If the first phase in the program was to get EHRs in the hands of doctors, the next step arguably is more focused on moving toward interoperability. The way to do that, presumably, is to push EHR vendors to adopt certain interface standards. After Stage 1 of the program, CMS has unveiled rules that have forced vendors to make significant changes in their systems to accommodate the increasing demands.
The proverbial “holy grail” in HIT is interoperability. The government wants EHRs to work like iPhones. For example, if someone doesn’t like Apple’s Maps app, they can delete the app and use Google Maps as their navigator. Likewise, when Apple releases a new operating system, the system can be designed to work with whatever system the user operates. However, at this point, physicians cannot decide to get a different electronic prescribing module. Moreover, if one vendor’s patient portal is lacking, physicians are not able to simply opt out to use another version.
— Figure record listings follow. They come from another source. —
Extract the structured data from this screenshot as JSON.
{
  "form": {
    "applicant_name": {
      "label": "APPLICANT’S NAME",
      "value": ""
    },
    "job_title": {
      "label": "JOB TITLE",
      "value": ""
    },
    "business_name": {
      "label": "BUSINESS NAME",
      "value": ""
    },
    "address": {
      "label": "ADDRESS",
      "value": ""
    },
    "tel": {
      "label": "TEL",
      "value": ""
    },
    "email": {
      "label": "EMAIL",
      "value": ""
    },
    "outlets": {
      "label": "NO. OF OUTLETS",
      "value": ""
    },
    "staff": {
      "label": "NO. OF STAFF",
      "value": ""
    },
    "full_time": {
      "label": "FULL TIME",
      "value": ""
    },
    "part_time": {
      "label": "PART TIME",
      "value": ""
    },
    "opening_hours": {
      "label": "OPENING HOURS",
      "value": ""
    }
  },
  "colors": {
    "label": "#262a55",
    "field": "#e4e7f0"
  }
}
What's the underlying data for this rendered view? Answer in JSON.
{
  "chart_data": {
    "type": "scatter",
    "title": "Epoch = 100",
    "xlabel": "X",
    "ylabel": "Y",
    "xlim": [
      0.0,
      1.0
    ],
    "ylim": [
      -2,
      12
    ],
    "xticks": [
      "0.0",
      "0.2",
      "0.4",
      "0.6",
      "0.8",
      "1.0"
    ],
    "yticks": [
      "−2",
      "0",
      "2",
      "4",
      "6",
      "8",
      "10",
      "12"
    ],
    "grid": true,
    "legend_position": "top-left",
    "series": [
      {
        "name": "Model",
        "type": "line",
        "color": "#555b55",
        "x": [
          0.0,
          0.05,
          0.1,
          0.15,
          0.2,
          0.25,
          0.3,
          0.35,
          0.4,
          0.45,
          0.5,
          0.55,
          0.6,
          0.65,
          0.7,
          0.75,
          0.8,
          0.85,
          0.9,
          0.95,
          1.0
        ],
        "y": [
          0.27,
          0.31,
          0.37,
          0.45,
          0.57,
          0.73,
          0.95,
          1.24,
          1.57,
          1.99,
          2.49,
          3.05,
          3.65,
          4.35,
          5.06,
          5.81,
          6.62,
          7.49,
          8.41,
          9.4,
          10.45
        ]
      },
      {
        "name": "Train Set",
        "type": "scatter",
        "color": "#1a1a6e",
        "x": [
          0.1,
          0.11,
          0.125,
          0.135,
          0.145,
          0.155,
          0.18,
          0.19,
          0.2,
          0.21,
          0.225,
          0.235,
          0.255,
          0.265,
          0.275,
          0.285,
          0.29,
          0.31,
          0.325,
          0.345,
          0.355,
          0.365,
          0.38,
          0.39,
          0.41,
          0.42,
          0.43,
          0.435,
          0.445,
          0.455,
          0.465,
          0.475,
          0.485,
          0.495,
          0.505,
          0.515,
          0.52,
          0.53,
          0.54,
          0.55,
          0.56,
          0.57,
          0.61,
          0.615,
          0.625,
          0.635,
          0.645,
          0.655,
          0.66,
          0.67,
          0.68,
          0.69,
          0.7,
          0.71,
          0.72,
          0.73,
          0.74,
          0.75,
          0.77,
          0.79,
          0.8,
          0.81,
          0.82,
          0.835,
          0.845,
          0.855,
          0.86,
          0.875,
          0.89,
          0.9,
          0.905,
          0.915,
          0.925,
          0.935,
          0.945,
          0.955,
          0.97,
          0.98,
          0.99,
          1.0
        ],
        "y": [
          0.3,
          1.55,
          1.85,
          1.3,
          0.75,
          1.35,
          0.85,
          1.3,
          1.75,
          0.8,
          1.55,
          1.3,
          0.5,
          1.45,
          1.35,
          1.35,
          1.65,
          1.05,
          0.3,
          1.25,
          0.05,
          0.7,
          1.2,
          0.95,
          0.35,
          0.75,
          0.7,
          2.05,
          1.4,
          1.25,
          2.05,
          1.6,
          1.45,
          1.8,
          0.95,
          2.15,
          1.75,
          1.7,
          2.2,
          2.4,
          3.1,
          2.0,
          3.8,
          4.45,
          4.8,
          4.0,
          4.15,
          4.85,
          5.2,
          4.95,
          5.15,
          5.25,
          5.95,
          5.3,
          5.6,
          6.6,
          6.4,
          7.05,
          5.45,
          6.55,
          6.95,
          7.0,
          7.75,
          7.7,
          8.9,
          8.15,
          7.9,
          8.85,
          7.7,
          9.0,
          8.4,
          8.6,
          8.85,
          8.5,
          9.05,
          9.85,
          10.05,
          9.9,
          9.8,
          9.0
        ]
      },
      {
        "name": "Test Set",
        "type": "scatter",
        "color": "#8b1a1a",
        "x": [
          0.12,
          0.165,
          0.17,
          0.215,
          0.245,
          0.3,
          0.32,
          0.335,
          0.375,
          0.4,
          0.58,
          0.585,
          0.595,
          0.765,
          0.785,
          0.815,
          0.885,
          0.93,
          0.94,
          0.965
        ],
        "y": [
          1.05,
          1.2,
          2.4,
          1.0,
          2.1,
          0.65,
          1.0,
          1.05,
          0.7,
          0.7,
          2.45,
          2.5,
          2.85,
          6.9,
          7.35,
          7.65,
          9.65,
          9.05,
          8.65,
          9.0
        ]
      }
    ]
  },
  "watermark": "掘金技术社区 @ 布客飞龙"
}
One problem is that EHR vendors do not have the resources of other technology companies. But the other major roadblock is that individual companies are not required to release their application program interface (API). Since the APIs for EHR systems are proprietary, vendors understandably do not want to reveal their “back end.” In other words, if a company were required to release its API, other vendors would simply adopt what the most successful vendor has designed. But until the government requires vendors to release these proprietary technologies in some capacity and allow the systems to communicate through a third party intermediary, true interoperability is not possible.
These nuances will need to be addressed if the government expects EHR vendors to continue developing at high speeds. If the new ruling from CMS were to require EHR vendors to make their APIs public, a developer like Google could find a way to bridge every system.
End Game In Sight
The government’s end game with EHRs is to facilitate interoperability among EHRs so that they can access data in a unified manner. But until certified vendors are forced to loosen their grips and release their APIs, this is sure not to happen. With the many changes we’ve already seen to the EHR incentive program, it’s certainly within the realm of possibility that CMS might do just that.
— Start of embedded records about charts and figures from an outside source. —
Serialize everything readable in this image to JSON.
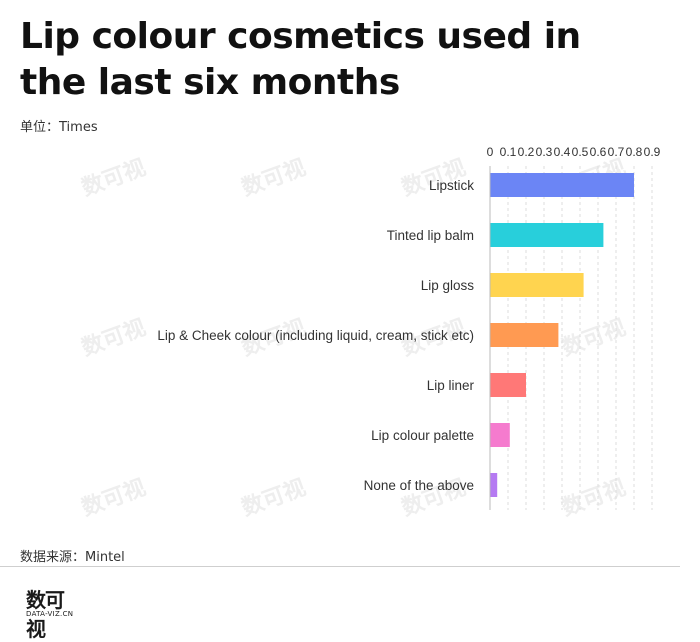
{
  "title": "Lip colour cosmetics used in the last six months",
  "unit_label": "单位：Times",
  "source_label": "数据来源：Mintel",
  "logo": {
    "mark": "数可视",
    "url": "DATA-VIZ.CN"
  },
  "watermark_text": "数可视",
  "colors": {
    "bars": [
      "#6b85f5",
      "#28cfdb",
      "#ffd44f",
      "#ff9a52",
      "#ff7877",
      "#f57bce",
      "#b57af2"
    ],
    "grid": "#dddddd",
    "axis": "#bbbbbb"
  },
  "chart_data": {
    "type": "bar",
    "orientation": "horizontal",
    "categories": [
      "Lipstick",
      "Tinted lip balm",
      "Lip gloss",
      "Lip & Cheek colour (including liquid, cream, stick etc)",
      "Lip liner",
      "Lip colour palette",
      "None of the above"
    ],
    "values": [
      0.8,
      0.63,
      0.52,
      0.38,
      0.2,
      0.11,
      0.04
    ],
    "xlim": [
      0,
      0.9
    ],
    "xticks": [
      "0",
      "0.1",
      "0.2",
      "0.3",
      "0.4",
      "0.5",
      "0.6",
      "0.7",
      "0.8",
      "0.9"
    ],
    "xaxis_position": "top",
    "grid": true,
    "legend": false
  }
}
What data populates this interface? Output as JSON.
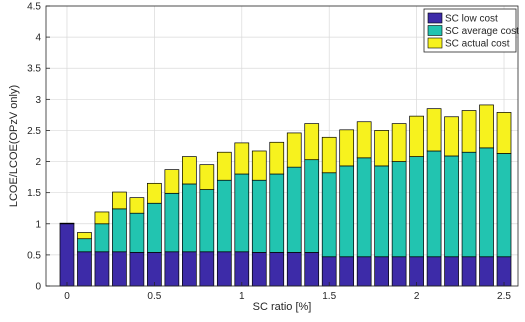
{
  "chart_data": {
    "type": "bar",
    "stacked": true,
    "xlabel": "SC ratio [%]",
    "ylabel": "LCOE/LCOE(OPzV only)",
    "xlim": [
      -0.12,
      2.58
    ],
    "ylim": [
      0,
      4.5
    ],
    "xticks": [
      0,
      0.5,
      1,
      1.5,
      2,
      2.5
    ],
    "xtick_labels": [
      "0",
      "0.5",
      "1",
      "1.5",
      "2",
      "2.5"
    ],
    "yticks": [
      0,
      0.5,
      1,
      1.5,
      2,
      2.5,
      3,
      3.5,
      4,
      4.5
    ],
    "ytick_labels": [
      "0",
      "0.5",
      "1",
      "1.5",
      "2",
      "2.5",
      "3",
      "3.5",
      "4",
      "4.5"
    ],
    "grid": true,
    "legend_position": "top-right",
    "bar_width": 0.08,
    "x": [
      0,
      0.1,
      0.2,
      0.3,
      0.4,
      0.5,
      0.6,
      0.7,
      0.8,
      0.9,
      1.0,
      1.1,
      1.2,
      1.3,
      1.4,
      1.5,
      1.6,
      1.7,
      1.8,
      1.9,
      2.0,
      2.1,
      2.2,
      2.3,
      2.4,
      2.5
    ],
    "series": [
      {
        "name": "SC low cost",
        "color": "#3d2ba8",
        "values": [
          1.0,
          0.55,
          0.55,
          0.55,
          0.54,
          0.54,
          0.55,
          0.55,
          0.55,
          0.55,
          0.55,
          0.54,
          0.54,
          0.54,
          0.54,
          0.47,
          0.47,
          0.47,
          0.47,
          0.47,
          0.47,
          0.47,
          0.47,
          0.47,
          0.47,
          0.47
        ]
      },
      {
        "name": "SC average cost",
        "color": "#22c4b0",
        "values": [
          0.0,
          0.21,
          0.45,
          0.69,
          0.63,
          0.79,
          0.94,
          1.09,
          1.0,
          1.15,
          1.25,
          1.16,
          1.26,
          1.37,
          1.49,
          1.35,
          1.46,
          1.59,
          1.46,
          1.53,
          1.61,
          1.7,
          1.62,
          1.68,
          1.75,
          1.66
        ]
      },
      {
        "name": "SC actual cost",
        "color": "#f7f21e",
        "values": [
          0.01,
          0.1,
          0.19,
          0.27,
          0.25,
          0.32,
          0.38,
          0.44,
          0.4,
          0.45,
          0.5,
          0.47,
          0.51,
          0.55,
          0.58,
          0.57,
          0.58,
          0.58,
          0.57,
          0.61,
          0.65,
          0.68,
          0.63,
          0.67,
          0.69,
          0.66
        ]
      }
    ]
  }
}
Although physicians have been opting out of the later stages of the Meaningful Use program, the crucial factor here is that we’ve entered a new phase in medicine: The Penalty Era.
This year marks the first in which physicians are penalized on their Medicare reimbursements for not being a meaningful user of an EHR. Right now, the penalty is relatively small and may not make much of an impact. But with each passing year that penalty will grow. Those who are older may decide to retire. For the rest of us, we must decide our threshold for the amount we’re penalized before we comply with standards.
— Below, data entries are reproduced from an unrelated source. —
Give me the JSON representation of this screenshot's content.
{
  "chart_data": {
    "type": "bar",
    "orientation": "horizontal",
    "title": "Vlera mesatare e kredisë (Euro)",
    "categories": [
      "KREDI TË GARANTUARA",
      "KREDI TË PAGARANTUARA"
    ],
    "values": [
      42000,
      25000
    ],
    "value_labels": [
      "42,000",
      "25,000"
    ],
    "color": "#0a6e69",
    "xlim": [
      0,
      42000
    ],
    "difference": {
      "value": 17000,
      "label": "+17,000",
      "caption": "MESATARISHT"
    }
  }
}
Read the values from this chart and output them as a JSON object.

The government will continue to tout its good numbers on the road to larger scale interoperability, but it’s important to consider that these numbers will be slanted toward large institutions that have the structural support to withstand the regulatory process. But what about small group practice and solo providers? Will they be able to keep up with the increasing demands of the government?
Thus, as medicine becomes more institutionalized, the actual end game emerging in view may well be the demise of private practice.